The Advisors' Blog

This blog features wisdom from respected compensation consultants and lawyers

August 8, 2012

Recent Delaware Case May Provide Guidance on Setting Director Compensation

Broc Romanek, CompensationStandards.com

Here’s something that Steven Seelig and Russ Hall of Towers Watson recently blogged:

A recent Delaware Chancery Court case (Seinfeld v. Slager) may provide the impetus for companies to refine the process by which independent directors set their own compensation. At issue in the case was whether the directors were protected under the “business judgment rule” from a potential self-dealing transaction in approving their own pay in accordance with a shareholder-approved stock plan that set upper limits on their compensation. The court recently refused to dismiss the plaintiff’s claim, finding that the shareholder-approved plan set compensation limits at such a high level that they were tantamount to the board being free to use its own discretion. Because no evidence was presented that the directors considered the grants entirely fair under the circumstances, the court permitted the case to move forward to determine whether the pay decision was in violation of the board’s fiduciary duties and constituted corporate waste.

The problem for the court was that, although the stock plan was approved by shareholders in accordance with Section 162(m), the plan put few, if any, limits on the board’s ability to set its own stock awards. The plan provided that the committee has the sole discretion to set compensation for the directors. Like many equity compensation plans, this plan provided upper limits on the number of shares granted to an eligible individual, but made no distinction between employees, officers or directors in applying these limits. Under the plan’s individual limits, theoretically each director could have been awarded restricted stock or stock units worth approximately $21.7 million each year. Even though the actual stock grant for the year was around $750,000 for each director, the court refused to dismiss the plaintiff’s claim, ruling that the stock plan lacked sufficient definition to afford protection under the business judgment rule due to the absence of a “meaningful limit” imposed by the shareholders.

Issues to Ponder

The court’s ruling did not provide any details on how the compensation committee arrived at its decision regarding its grant levels. This raises questions about whether the committee was advised by a compensation consultant who presented relevant market data to support the decision-making process or whether the committee documented any rationale for its decision in the minutes. Although there was no mention of such issues in the ruling, it’s possible they were not proffered simply because the defendant directors believed the case would be dismissed out of hand, as are many Delaware compensation-related claims. We will be interested to see whether the court’s ultimate ruling provides more information on these issues because prior Delaware cases have tended to set the bar fairly low for protection under the business judgment rule, typically holding that compensation committees need merely to have a rational basis for their pay decisions. We would hope that having a qualified expert advise the compensation committee on appropriate director pay levels would help meet this standard.

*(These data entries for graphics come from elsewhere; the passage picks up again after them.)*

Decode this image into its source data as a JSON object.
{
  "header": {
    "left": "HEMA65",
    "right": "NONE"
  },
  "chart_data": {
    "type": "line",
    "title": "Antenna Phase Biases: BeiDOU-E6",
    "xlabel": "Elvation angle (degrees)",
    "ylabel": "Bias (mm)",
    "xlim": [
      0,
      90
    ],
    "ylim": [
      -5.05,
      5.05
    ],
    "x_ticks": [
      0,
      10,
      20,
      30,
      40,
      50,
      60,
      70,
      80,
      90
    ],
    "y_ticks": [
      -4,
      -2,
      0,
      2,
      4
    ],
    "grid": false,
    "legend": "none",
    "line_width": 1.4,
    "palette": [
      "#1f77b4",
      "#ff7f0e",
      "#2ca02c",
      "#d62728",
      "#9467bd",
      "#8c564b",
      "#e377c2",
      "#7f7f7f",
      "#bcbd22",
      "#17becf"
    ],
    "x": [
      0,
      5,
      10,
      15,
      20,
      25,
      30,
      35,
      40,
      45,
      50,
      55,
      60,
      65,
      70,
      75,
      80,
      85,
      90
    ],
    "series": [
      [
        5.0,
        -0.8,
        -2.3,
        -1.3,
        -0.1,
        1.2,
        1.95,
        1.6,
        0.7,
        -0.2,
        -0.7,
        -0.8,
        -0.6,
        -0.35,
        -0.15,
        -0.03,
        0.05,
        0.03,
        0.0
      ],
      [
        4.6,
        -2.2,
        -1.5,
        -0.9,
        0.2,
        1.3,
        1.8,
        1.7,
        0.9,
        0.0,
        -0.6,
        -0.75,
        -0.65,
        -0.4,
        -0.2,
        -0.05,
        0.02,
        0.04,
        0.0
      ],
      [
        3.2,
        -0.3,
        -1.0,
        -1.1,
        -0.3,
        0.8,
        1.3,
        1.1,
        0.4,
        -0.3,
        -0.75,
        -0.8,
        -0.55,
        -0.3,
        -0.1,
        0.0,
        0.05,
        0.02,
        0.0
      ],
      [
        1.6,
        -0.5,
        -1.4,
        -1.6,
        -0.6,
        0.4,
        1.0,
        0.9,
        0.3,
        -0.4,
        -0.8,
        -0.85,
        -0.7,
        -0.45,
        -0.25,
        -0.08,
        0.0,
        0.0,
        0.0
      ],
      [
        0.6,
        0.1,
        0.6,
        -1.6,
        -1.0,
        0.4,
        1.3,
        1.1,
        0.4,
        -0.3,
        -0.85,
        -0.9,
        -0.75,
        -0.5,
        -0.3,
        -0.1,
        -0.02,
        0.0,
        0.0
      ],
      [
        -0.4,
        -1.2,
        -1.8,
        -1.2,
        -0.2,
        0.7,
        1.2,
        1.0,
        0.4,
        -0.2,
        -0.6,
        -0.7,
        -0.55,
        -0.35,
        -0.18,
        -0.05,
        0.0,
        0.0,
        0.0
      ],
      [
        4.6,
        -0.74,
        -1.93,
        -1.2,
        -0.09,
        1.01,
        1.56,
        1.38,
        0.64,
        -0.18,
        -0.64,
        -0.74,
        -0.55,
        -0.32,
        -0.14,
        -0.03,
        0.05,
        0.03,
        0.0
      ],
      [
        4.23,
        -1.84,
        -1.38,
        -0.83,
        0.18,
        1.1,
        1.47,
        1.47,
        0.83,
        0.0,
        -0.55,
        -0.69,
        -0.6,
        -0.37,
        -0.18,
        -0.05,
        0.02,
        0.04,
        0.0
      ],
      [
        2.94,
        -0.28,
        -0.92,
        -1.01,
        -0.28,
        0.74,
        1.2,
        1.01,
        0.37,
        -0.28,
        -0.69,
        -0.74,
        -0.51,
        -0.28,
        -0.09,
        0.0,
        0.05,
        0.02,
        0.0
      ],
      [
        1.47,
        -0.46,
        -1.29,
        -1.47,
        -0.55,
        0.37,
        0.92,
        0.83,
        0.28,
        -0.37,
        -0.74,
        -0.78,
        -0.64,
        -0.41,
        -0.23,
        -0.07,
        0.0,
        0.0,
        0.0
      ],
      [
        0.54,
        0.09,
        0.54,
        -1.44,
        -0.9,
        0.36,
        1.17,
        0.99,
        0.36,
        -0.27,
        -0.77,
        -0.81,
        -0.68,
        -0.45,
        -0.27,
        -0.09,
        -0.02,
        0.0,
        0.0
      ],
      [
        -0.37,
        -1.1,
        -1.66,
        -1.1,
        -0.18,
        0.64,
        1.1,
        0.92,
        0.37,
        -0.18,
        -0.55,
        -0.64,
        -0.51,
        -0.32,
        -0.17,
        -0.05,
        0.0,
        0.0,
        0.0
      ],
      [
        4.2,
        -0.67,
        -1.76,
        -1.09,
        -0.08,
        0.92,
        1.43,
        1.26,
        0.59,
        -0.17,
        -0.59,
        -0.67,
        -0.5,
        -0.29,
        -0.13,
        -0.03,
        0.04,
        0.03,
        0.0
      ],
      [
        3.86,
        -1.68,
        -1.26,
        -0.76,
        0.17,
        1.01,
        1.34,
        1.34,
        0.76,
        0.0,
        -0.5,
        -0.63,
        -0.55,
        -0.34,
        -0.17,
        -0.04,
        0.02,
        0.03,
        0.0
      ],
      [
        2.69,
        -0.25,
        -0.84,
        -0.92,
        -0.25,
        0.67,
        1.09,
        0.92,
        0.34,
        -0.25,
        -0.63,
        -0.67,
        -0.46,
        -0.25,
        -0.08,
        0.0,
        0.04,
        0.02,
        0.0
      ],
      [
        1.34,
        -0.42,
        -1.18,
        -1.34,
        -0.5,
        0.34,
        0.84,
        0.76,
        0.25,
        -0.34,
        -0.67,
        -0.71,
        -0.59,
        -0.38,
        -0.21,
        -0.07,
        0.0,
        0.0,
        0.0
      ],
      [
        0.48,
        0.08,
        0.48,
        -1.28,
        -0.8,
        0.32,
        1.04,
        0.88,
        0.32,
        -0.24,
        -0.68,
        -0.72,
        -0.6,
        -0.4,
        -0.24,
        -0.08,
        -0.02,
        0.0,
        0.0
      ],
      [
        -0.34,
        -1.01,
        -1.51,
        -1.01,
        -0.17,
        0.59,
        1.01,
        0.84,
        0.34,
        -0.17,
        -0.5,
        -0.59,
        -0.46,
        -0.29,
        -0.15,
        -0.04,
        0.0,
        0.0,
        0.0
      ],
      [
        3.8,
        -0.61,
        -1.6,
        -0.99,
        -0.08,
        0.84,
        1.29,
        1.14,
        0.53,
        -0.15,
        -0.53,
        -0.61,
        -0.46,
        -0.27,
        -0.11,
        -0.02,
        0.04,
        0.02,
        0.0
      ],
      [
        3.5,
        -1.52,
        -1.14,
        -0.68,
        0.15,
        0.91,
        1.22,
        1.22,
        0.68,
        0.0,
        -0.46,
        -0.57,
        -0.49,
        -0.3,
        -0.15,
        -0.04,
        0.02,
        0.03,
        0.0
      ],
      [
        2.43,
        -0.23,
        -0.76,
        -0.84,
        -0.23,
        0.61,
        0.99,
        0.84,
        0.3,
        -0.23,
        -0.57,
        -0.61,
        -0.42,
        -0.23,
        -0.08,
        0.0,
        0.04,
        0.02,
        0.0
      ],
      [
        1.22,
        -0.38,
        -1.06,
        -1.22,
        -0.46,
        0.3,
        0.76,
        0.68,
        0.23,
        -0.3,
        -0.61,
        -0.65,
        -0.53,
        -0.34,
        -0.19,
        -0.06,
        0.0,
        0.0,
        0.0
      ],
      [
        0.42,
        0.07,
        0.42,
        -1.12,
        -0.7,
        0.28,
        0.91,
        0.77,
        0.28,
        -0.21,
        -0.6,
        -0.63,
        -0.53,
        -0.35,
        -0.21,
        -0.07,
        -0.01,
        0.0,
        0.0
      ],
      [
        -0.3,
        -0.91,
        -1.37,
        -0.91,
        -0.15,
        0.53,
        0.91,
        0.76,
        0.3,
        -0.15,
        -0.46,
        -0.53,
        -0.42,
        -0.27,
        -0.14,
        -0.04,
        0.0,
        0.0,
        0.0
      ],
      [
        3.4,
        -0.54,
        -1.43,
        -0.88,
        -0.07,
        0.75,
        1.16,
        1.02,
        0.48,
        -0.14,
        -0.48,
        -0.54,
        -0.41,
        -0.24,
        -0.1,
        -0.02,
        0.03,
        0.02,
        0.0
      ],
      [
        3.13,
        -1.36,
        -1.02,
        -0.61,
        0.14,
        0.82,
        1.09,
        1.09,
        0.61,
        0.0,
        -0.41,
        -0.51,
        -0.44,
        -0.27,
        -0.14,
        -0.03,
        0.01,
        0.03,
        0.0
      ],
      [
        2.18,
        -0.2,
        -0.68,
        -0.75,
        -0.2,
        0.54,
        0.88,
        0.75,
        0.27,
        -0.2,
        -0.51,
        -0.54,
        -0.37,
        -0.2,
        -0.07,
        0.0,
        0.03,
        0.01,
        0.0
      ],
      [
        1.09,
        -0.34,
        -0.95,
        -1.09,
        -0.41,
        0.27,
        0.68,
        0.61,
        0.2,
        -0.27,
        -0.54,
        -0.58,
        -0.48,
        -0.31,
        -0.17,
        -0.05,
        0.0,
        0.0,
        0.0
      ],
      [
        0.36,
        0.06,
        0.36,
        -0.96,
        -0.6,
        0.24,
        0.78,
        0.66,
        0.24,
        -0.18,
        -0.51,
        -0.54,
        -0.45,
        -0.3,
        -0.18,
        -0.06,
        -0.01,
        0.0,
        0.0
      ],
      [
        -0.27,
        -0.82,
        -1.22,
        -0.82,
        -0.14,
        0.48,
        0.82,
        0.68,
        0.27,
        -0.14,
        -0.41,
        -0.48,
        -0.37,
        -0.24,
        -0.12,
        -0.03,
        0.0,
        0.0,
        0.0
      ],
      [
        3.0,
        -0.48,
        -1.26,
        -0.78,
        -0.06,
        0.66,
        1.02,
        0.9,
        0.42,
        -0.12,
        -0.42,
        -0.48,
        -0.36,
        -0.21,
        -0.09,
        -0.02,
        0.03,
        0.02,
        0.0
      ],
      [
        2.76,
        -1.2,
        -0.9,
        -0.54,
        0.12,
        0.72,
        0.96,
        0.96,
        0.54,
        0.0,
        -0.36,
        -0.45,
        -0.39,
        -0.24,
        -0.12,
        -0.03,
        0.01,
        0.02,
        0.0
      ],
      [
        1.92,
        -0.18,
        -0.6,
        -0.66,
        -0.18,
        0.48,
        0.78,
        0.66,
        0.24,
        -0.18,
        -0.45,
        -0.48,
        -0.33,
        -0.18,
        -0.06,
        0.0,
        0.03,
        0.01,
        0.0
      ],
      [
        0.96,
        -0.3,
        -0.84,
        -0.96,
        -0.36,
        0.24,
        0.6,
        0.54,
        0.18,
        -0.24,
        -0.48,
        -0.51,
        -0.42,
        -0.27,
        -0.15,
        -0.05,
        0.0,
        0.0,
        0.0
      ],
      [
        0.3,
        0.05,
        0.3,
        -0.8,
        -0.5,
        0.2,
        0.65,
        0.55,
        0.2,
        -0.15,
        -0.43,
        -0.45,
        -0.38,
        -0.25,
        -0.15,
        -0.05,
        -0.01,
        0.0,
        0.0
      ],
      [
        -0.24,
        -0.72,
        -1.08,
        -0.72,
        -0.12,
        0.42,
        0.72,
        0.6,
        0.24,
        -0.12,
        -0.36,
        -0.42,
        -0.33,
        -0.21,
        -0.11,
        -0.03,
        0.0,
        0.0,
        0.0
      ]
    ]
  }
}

But would such actions have been enough in this case, given a rather open-ended, shareholder-approved plan? That’s not clear. The court was unwilling at this stage to describe any bright-line standard, noting that the sufficiency of plan provisions to provide potential protection under the business judgment rule “exists on a continuum.”

Among the questions this case raises are the following:

– Should companies consider drafting equity plans that set a separate “meaningful” maximum for director compensation levels when having their stock plan approved by shareholders?
– Should companies be more restrictive and provide for director compensation to be based on specific guidelines or criteria?
– Would the addition of a plan provision stating that the form and amount of director compensation should be set with respect to relevant market norms and/or appropriate for the time and energy required of directors be helpful in defending similar suits?
– Are any of these plan restrictions necessary if the board obtains and follows the advice of compensation advisers?

Assuming the Seinfeld case is not settled before the court renders its decision on the merits, the ruling could provide additional guidance on such issues. We’ll keep you posted on the litigation’s progress.